Prime Minister Anthony Albanese will announce his new-look ministry in Canberra on Sunday before they're sworn into their roles on Monday.

Assistant Minister for Indigenous Australians Malarndirri McCarthy is widely touted to take over Ms Burney's role.

It would open up her assistant role for Indigenous MPs Marion Scrymgour or Jana Stewart as a handful of backbenchers jostle for a promotion.

A delicate factional balance needs to be maintained under internal Labor processes, with all retirements from the Left.

Assistant ministries are decided by the prime minister, with questions over whether all three Left spots will be handed back to the same faction or whether one will go to the Right to counterbalance a slight under-representation.

Victorian MP Kate Thwaites has shaped up as a strong contender, with other names including Ged Kearney, Josh Wilson or the Right's Andrew Charlton.

Senator Malarndirri McCarthy is expected to succeed Linda Burney as Indigenous Australians minister. (Lukas Coch/AAP PHOTOS)

Andrew Giles is expected to be dropped from the immigration portfolio after coming under fire for his handling of a High Court case that led to some 150 former detainees being released after indefinite detention was ruled unlawful.

There is speculation Home Affairs Minister Clare O'Neil could be moved on after being embroiled in the fallout of the court case.

Neither is expected to be dumped entirely but rather moved sideways despite calls from the Opposition to flick them to the backbench.

Deputy Prime Minister Richard Marles would not pre-empt the speculation on Sunday but backed Mr Giles and Ms O'Neil as " very good ministers".

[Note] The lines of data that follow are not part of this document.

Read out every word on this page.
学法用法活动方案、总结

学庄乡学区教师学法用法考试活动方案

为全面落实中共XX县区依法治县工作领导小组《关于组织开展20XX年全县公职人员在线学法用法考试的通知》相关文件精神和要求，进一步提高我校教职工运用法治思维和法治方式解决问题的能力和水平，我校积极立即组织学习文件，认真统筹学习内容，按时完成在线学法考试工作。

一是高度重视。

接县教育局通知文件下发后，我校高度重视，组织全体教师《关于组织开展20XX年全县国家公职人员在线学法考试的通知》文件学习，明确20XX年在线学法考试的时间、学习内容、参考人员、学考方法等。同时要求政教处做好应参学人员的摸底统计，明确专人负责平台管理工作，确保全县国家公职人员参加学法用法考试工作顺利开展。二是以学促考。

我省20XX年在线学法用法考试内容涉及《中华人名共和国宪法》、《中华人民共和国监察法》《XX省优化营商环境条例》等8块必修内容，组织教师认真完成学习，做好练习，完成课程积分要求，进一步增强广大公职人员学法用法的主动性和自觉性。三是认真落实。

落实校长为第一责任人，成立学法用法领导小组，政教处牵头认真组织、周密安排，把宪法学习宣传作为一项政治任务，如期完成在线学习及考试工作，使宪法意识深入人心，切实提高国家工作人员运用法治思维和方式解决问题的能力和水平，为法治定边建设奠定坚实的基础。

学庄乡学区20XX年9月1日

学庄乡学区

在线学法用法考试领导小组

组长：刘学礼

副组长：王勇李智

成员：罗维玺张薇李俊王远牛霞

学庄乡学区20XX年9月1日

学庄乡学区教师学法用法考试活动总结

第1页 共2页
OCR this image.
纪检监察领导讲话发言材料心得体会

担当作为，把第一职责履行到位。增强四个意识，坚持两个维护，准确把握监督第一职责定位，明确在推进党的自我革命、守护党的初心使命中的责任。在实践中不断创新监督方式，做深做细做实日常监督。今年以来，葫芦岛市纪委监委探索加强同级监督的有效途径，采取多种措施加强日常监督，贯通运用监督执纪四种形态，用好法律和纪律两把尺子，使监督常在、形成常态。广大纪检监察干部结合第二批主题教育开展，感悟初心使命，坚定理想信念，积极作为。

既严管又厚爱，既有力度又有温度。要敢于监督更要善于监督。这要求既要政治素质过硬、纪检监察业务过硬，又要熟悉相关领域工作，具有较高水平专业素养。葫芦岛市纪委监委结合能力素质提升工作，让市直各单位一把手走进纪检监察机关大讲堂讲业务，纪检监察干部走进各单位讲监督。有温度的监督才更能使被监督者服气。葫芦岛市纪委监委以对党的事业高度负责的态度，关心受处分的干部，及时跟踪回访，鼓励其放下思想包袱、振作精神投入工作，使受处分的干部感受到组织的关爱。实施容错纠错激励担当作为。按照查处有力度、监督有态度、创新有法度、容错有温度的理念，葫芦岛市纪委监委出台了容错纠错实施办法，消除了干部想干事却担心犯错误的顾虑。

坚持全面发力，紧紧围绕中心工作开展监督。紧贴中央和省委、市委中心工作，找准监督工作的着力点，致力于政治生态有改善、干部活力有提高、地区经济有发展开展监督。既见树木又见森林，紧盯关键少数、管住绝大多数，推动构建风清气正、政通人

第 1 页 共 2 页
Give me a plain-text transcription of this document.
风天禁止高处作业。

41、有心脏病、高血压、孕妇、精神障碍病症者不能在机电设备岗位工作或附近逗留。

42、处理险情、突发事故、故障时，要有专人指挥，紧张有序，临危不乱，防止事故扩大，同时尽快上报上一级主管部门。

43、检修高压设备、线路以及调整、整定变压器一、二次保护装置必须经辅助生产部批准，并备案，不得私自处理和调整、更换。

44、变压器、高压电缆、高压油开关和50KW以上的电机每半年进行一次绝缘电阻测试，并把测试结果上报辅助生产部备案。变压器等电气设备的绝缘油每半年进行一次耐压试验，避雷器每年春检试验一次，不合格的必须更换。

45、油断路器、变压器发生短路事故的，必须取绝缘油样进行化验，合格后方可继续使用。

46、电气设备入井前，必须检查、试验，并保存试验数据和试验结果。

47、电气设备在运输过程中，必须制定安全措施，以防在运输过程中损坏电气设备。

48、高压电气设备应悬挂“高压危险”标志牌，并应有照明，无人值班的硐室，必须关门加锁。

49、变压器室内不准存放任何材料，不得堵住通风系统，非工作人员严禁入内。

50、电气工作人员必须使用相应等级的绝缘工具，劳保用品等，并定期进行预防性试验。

He also paid tribute to his three colleagues stepping back from leadership roles.

"All three have had fantastic careers over a very long period," he told Sky News.

Opposition home affairs spokesman James Paterson was less congratulatory about his counterpart and immigration minister, saying moving them on would be "an admission of failure and admission of fault by the prime minister".

"A starting point would be to sack both of them and get new people in those portfolios," he said.

"A lot of Australians will be hoping for that given the chaos that we've seen over the last two years."